Nabi Muhammad SAW
Nabi Muhammad SAW adalah nabi Ummat Islam di seluruh
dunia. Beliau adalah Nabi akhir zaman. Penutup para Nabi. Khotamun Nabiyyin.
Tidak akan ada nabi yang akan diutus oleh Allah untuk menyampaikan risalahNya
setelah Nabi Muhammad. Jabir pernah bertanya kepada Nabi Muhammad, ” Ya
Rosulallah, Demi Ayah dan Ibuku, sampaikan pada saya tentang sesuatu yang
pertama kali diciptakan oleh Allah SWT sebelum menciptkan yang lain”. Nabi
Menjawab, wahai Jabir, sesungguhnya Allah menciptkan Nur Nabimu Muhammad SAW
sebelum menciptakan segala sesuatu di alam semesta ini. Dan segala sesuatu di
alam semesta ini adalah dari cahaya Nabi Muhammad SAW. Dan Nabi pernah
bersabda, saya adalah Nabi yang diciptakan pertama kali dan diutus paling
akhir.
Pada tanggal 12 Robiul Awwal 1423 H tepatnya hari ini
tanggal 15 Februari 2011 kita memperingati hari kelahiran beliau. Nabi Muhammad
lahir di kota Mekkah dan wafat di kota Madinah. Beliau lahir dengan penuh
keajaiban-keajaiban. Di antara yang saya ketahui ketika lahirnya Nabi Muhammad
seluruh pepohonan yang tidak pernah berbuah waktu itu langsung berbuah, api
yang tak pernah padam dan menjadi sesembahan warga Majusi, ketika lahir nabi
apa itu langsung padam. Ketika beliau lahir langsung sujud kepada Allah SWT.

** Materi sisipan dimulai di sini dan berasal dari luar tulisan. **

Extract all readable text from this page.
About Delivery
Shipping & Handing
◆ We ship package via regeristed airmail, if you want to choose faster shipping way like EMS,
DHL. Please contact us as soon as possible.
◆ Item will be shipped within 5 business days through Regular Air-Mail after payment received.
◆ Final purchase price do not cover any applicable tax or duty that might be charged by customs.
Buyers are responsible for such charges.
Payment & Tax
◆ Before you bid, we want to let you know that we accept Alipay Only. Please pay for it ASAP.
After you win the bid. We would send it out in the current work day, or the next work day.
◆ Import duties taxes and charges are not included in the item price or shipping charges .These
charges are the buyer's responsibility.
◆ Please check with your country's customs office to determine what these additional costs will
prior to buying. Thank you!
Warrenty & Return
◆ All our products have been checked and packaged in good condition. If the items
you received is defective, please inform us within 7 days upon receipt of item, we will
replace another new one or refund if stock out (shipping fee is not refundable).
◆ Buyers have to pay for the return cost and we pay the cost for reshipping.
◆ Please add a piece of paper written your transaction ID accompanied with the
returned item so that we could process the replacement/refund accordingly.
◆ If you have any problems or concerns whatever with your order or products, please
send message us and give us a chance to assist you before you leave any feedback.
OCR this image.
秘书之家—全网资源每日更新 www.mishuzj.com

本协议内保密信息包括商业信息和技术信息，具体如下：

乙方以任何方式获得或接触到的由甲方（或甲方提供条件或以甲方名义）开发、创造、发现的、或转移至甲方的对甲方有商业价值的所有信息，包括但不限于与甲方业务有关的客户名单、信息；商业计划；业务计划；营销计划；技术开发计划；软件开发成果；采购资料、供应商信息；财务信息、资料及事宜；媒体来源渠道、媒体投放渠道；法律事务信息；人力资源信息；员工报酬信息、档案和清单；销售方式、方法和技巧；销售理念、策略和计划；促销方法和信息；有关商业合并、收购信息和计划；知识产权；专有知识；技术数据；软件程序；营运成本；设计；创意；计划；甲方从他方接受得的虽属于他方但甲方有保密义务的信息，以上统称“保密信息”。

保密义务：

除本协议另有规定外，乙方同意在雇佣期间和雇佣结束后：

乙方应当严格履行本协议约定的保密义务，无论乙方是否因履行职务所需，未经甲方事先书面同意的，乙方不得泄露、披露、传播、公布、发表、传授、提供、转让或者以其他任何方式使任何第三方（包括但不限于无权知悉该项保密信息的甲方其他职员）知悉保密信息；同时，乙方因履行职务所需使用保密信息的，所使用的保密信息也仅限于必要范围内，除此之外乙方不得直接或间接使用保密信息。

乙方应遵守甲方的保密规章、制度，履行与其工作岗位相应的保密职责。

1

Ada lagi ketika beliau lahir sang ibu tak merasakan sakit sedikitpun. Tidak ada
darah bercecer bekas melahirkan.
Makna Peringatan Maulid Nabi
Peringatan maulid adalah upaya mengenang hari kelahiran
Nabi Muhammad SAW. Tentu saja tidak hanya mengingat hari lahir beliau. Tapi
juga mengingat jasa-jasa beliau yang telah menyebarkan agama Islam ke seluruh
dunia termasuk kepada kita. Ingat juga pada sifat-sifatnya yang luhur budi,
penyabar, rendah hati dan lain – lain. Sikapnya yang tegas menyebarkan dakwah
Islam patut kita teladani. Makna peringatan maulid adalah menyegarkan kembali
ingatan kita akan ajaran Nabi dan kita harus siap untuk melaksanakannya.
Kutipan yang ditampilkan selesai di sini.